Entre tímidos sollozos, la familia siguió en los rezos y en las plegarias al padre Abilio, dos padres nuestros y un ave maría.

Un murmullo de oraciones y de lágrimas revoloteó sobre el fallecido en su lecho de muerte.

Hilario, postrado, parecía presentir la energía de la gente a los lados de su cama, con su mente borrosa, los sentidos confusos, los músculos acalambrados y un cansancio vital que le inhabilitaba para cualquier pensamiento; la elipsis, quizás, de un viaje confuso entre dos mundos, el cielo y la tierra.

De pronto, sobre una letanía de oraciones, y entre el murmullo de bienaventuranzas y súplicas, el cuerpo de Hilario pareció despertar de un perezoso letargo.

Al principio, fue un movimiento imperceptible de los ojos, notándose los globos oculares pasear bajo sus párpados cerrados. Al cabo, fue una indeleble y breve sonrisa en los labios, una imaginaria muesca nada más.
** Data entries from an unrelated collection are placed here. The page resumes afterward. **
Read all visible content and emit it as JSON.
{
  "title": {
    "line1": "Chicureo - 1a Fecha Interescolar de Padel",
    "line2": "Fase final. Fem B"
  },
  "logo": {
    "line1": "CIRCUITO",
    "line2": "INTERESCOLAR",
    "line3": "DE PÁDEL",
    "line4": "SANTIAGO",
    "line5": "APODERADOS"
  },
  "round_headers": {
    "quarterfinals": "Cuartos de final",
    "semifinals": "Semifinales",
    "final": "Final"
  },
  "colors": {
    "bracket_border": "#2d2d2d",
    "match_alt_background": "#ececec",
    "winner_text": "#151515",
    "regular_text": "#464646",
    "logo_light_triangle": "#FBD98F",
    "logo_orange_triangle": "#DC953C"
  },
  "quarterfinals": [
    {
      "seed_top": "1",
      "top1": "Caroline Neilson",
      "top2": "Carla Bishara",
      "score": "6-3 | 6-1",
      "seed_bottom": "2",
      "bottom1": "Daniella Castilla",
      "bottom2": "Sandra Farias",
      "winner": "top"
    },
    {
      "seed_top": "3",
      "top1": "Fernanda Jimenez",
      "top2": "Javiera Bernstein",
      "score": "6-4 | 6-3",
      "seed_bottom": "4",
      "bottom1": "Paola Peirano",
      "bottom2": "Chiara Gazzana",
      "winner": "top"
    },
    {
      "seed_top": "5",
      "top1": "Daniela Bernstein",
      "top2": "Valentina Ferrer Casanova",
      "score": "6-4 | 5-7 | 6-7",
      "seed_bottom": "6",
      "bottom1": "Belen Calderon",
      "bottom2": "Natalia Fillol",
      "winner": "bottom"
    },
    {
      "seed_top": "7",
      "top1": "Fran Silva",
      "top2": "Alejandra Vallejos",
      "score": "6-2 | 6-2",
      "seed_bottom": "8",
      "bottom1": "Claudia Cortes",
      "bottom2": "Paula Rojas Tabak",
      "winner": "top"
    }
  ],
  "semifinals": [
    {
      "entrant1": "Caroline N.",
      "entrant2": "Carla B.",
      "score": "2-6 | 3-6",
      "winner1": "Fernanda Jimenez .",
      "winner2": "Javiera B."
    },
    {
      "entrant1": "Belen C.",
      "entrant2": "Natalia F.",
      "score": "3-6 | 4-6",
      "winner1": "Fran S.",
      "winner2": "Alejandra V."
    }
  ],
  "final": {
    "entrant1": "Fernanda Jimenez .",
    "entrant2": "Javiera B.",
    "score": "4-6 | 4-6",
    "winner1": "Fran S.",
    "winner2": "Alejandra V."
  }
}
A continuación, el muerto, Hilario, abrió los ojos sin ningún brillo de vida ante el estupor de la comitiva familiar.

El padre Abilio, de frente en la escena, se atrevió a opinar:

– Es un acto espontáneo, algo reflejo, involuntario, un movimiento que la ciencia no ha llegado a diagnosticar; espasmos de muertos, los estertores postreros … -desdeñó-, el sacerdote.
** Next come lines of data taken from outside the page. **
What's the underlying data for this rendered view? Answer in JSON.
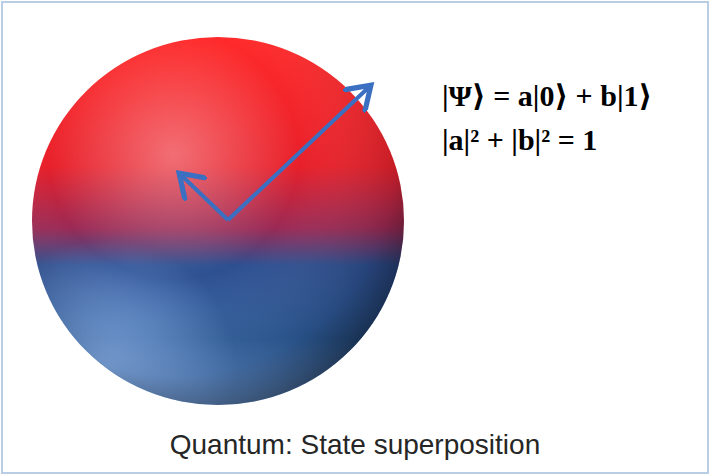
{
  "diagram": {
    "caption": "Quantum: State superposition",
    "labels": [
      "|Ψ⟩ = a|0⟩ + b|1⟩",
      "|a|² + |b|² = 1"
    ]
  }
}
Pero Hilario, resucitado, giró bruscamente el cuello mortecino y dirigió la mirada perdida buscando la de su esposa. De su boca, débilmente, se escuchó:

– No hagáis caso a los matasanos, ni a los iluminados que con alzacuellos dan la paz prematura de buena voluntad. De ésta, Felisa, no me vayáis a enterrar.

Bajo el ciprés, el clérigo arrancó su vieja motocicleta musitando plegarias y aleluyas al Dios de los cristianos; se persignó una vez mas y avanzó por el camino con la mirada puesta en el cielo mientras superaba la verja del cementerio.